La population de Gaza exaspérée après la destruction d'une usine de dessalement par Israël
L'armée israélienne prétendait viser un dépôt d'armes du Hamas, le mouvement et la population civile dénonce un crime de guerre. Dans la ville de Gaza, le bombardement de l'usine de dessalement d'eau de Sheikh Radwan, ce 24 août, est une catastrophe pour les habitants du quartier.
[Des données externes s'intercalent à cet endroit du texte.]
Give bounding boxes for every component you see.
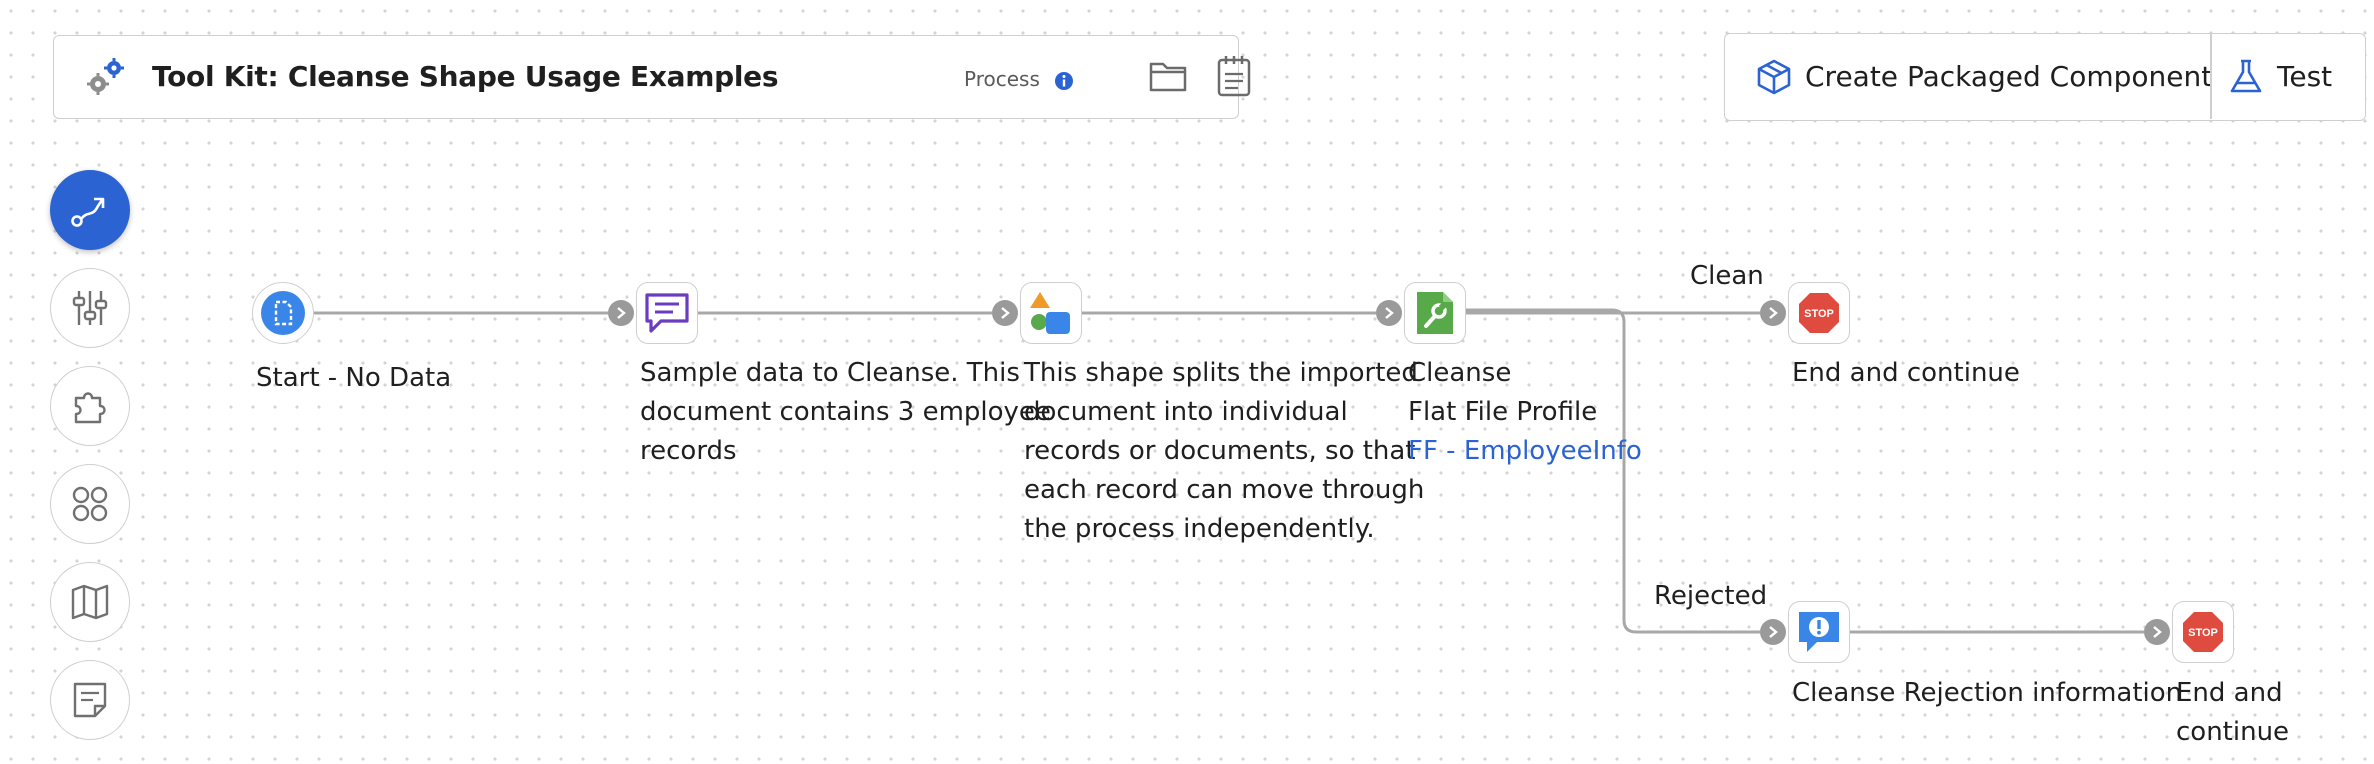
connector-cleanse-input[interactable] — [1376, 300, 1402, 326]
stop-sign-icon: STOP — [1799, 293, 1839, 333]
stop-sign-text: STOP — [2188, 627, 2218, 639]
branch-label-clean: Clean — [1690, 261, 1764, 291]
chevron-right-icon — [617, 307, 626, 319]
cleanse-wrench-icon — [1417, 292, 1453, 334]
connector-exception-input[interactable] — [1760, 619, 1786, 645]
chevron-right-icon — [1001, 307, 1010, 319]
exception-alert-icon — [1799, 612, 1839, 652]
profile-link[interactable]: FF - EmployeeInfo — [1408, 432, 1642, 471]
branch-label-rejected: Rejected — [1654, 581, 1768, 611]
start-icon — [261, 291, 305, 335]
start-shape[interactable] — [252, 282, 314, 344]
chevron-right-icon — [1769, 307, 1778, 319]
connector-message-input[interactable] — [608, 300, 634, 326]
connector-clean-stop-input[interactable] — [1760, 300, 1786, 326]
split-label: This shape splits the imported document … — [1024, 358, 1425, 544]
split-shape[interactable] — [1020, 282, 1082, 344]
stop-rejected-label: End and continue — [2176, 678, 2290, 747]
message-icon — [645, 293, 689, 333]
stop-sign-text: STOP — [1804, 308, 1834, 320]
exception-shape[interactable] — [1788, 601, 1850, 663]
start-label: Start - No Data — [256, 363, 452, 393]
cleanse-label: Cleanse Flat File Profile FF - EmployeeI… — [1408, 354, 1642, 471]
data-process-icon — [1030, 292, 1070, 334]
connector-rejected-stop-input[interactable] — [2144, 619, 2170, 645]
connector-split-input[interactable] — [992, 300, 1018, 326]
message-label: Sample data to Cleanse. This document co… — [640, 358, 1051, 466]
stop-clean-label: End and continue — [1792, 358, 2020, 388]
chevron-right-icon — [2153, 626, 2162, 638]
message-shape[interactable] — [636, 282, 698, 344]
stop-sign-icon: STOP — [2183, 612, 2223, 652]
stop-clean-shape[interactable]: STOP — [1788, 282, 1850, 344]
chevron-right-icon — [1385, 307, 1394, 319]
stop-rejected-shape[interactable]: STOP — [2172, 601, 2234, 663]
cleanse-shape[interactable] — [1404, 282, 1466, 344]
chevron-right-icon — [1769, 626, 1778, 638]
exception-label: Cleanse Rejection information — [1792, 678, 2183, 708]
Écouter - 01:30 Par : RFI Publicité Lire la suite Avec notre correspondant à Gaza, Rami El Meghari
L'explosion a secoué tout le quartier Sheikh Radwan, au nord-ouest de Gaza -ville. Karam Alnemnem vivait tout près de l'usine de dessalement. Tout s'est envolé, y compris ses projets de jeune homme de 25 ans. « Je devais me marier dans environ deux semaines. Tous mes meubles, mes bagages et ceux de ma future épouse ont été détruits. Que Dieu nous dédommage », raconte-t-il.
Le bilan de l'attaque est d'au moins deux morts - des civils, dont un vieil homme et un enfant -. Des centaines de personnes ont également été déplacées. Jihane fait partie de ceux qui ont dû partir. La jeune femme interpelle la communauté internationale et dénonce les « faux appels à la paix ». « On nous ment. La guerre continue . Nous avons déjà été déplacés plusieurs fois du sud de Gaza. Qu'on nous sorte de là, nous en avons assez. Ça suffit ! », témoigne-t-elle.
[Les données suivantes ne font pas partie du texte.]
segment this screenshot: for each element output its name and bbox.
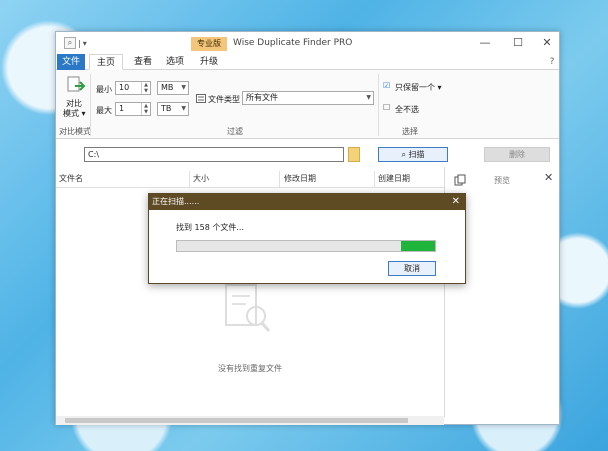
window-title: Wise Duplicate Finder PRO — [233, 38, 353, 48]
tab-upgrade[interactable]: 升级 — [195, 54, 223, 70]
max-size-label: 最大 — [96, 106, 112, 115]
group-label-filter: 过滤 — [227, 127, 243, 136]
min-size-value: 10 — [119, 83, 130, 92]
scan-progress-fill — [401, 241, 435, 251]
chevron-down-icon: ▼ — [181, 105, 186, 112]
help-icon[interactable]: ? — [546, 54, 558, 70]
select-none-icon: ☐ — [383, 103, 391, 112]
column-header-modified[interactable]: 修改日期 — [284, 171, 316, 187]
dialog-title-bar: 正在扫描...... ✕ — [149, 194, 465, 210]
horizontal-scrollbar[interactable] — [56, 416, 444, 425]
keep-one-icon: ☑ — [383, 81, 391, 90]
compare-mode-icon — [67, 76, 86, 92]
max-size-input[interactable]: 1 ▲ ▼ — [115, 102, 151, 116]
spinner-arrows-icon[interactable]: ▲ ▼ — [141, 103, 150, 115]
compare-mode-button[interactable]: 对比 模式 ▾ — [63, 76, 91, 121]
max-unit-select[interactable]: TB ▼ — [157, 102, 189, 116]
column-header-name[interactable]: 文件名 — [59, 171, 83, 187]
quick-access-toolbar: ⌕ | ▾ — [64, 37, 87, 49]
max-unit-value: TB — [161, 104, 172, 113]
files-found-text: 找到 158 个文件... — [176, 223, 244, 232]
column-separator — [279, 171, 280, 187]
chevron-down-icon: ▼ — [181, 84, 186, 91]
search-icon[interactable]: ⌕ — [64, 37, 76, 49]
scanning-dialog: 正在扫描...... ✕ 找到 158 个文件... 取消 — [148, 193, 466, 284]
keep-one-button[interactable]: ☑ 只保留一个 ▾ — [383, 81, 453, 93]
folder-browse-icon[interactable] — [348, 147, 360, 162]
dialog-close-icon[interactable]: ✕ — [452, 194, 460, 210]
compare-mode-label2: 模式 ▾ — [63, 109, 86, 118]
chevron-down-icon: ▼ — [366, 94, 371, 101]
min-unit-select[interactable]: MB ▼ — [157, 81, 189, 95]
group-label-select: 选择 — [402, 127, 418, 136]
column-separator — [189, 171, 190, 187]
tab-home[interactable]: 主页 — [89, 54, 123, 70]
min-size-label: 最小 — [96, 85, 112, 94]
select-none-label: 全不选 — [395, 105, 419, 114]
ribbon-separator — [90, 74, 91, 136]
group-label-compare: 对比模式 — [59, 127, 91, 136]
header-divider — [56, 187, 444, 188]
tab-file[interactable]: 文件 — [57, 54, 85, 70]
quick-access-separator: | — [78, 38, 81, 48]
path-input[interactable]: C:\ — [84, 147, 344, 162]
select-none-button[interactable]: ☐ 全不选 — [383, 103, 453, 115]
scan-progress-bar — [176, 240, 436, 252]
copy-icon[interactable] — [454, 174, 466, 186]
tab-view[interactable]: 查看 — [129, 54, 157, 70]
scrollbar-thumb[interactable] — [65, 418, 408, 423]
minimize-button[interactable]: — — [478, 36, 492, 49]
keep-one-label: 只保留一个 ▾ — [395, 83, 442, 92]
column-header-created[interactable]: 创建日期 — [378, 171, 410, 187]
maximize-button[interactable]: ☐ — [511, 36, 525, 49]
preview-label: 预览 — [494, 176, 510, 185]
file-type-value: 所有文件 — [246, 93, 278, 102]
close-button[interactable]: ✕ — [540, 36, 554, 49]
empty-document-icon — [225, 284, 271, 332]
scan-button[interactable]: ⌕ 扫描 — [378, 147, 448, 162]
scan-icon: ⌕ — [401, 150, 409, 159]
ribbon-tabs: 文件 主页 查看 选项 升级 ? — [56, 54, 559, 70]
dialog-title: 正在扫描...... — [152, 197, 200, 206]
min-size-input[interactable]: 10 ▲ ▼ — [115, 81, 151, 95]
column-header-size[interactable]: 大小 — [193, 171, 209, 187]
cancel-button[interactable]: 取消 — [388, 261, 436, 276]
title-bar: ⌕ | ▾ 专业版 Wise Duplicate Finder PRO — ☐ … — [56, 32, 559, 54]
pro-badge-tab[interactable]: 专业版 — [191, 37, 227, 51]
file-type-icon — [196, 94, 206, 103]
file-type-label: 文件类型 — [208, 95, 240, 104]
ribbon-separator — [378, 74, 379, 136]
delete-button[interactable]: 删除 — [484, 147, 550, 162]
column-separator — [374, 171, 375, 187]
min-unit-value: MB — [161, 83, 174, 92]
close-preview-icon[interactable]: ✕ — [544, 171, 553, 184]
ribbon: 对比 模式 ▾ 对比模式 最小 10 ▲ ▼ MB ▼ 最大 1 ▲ ▼ TB ▼ 文件类型… — [56, 70, 559, 139]
quick-access-dropdown[interactable]: ▾ — [83, 39, 87, 48]
empty-state-text: 没有找到重复文件 — [218, 364, 282, 373]
scan-label: 扫描 — [408, 150, 425, 159]
file-type-select[interactable]: 所有文件 ▼ — [242, 91, 374, 105]
spinner-arrows-icon[interactable]: ▲ ▼ — [141, 82, 150, 94]
max-size-value: 1 — [119, 104, 125, 113]
tab-options[interactable]: 选项 — [161, 54, 189, 70]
L'usine de déssalement venait juste d'être remise en état. Responsable des travaux, Abdelhameed Almekawi et ses équipes sont écoeurés. « Nous avons déployé d’énormes efforts jour et nuit pour enfin fournir de l'eau aux gens, les rendre heureux. Israël prétend qu’il s’agissait d’un entrepôt d’armes. Je jure que c'est faux. Les jeunes ont travaillé dans la puanteur ici pour déblayer des montagnes de déchets et pour éliminer les rats et les moustiques », explique le responsable.
L'usine produisait 100 m3 d'eau potable par jour. Un apport vital à Gaza, où la majeure partie de l'eau est impropre à la consommation. Le porte-parole du Hamas, Hazem Qassem, a condamné ce bombardement, le qualifiant de « nouvelle tentative de priver (les habitants de Gaza) de tout moyen de survie ».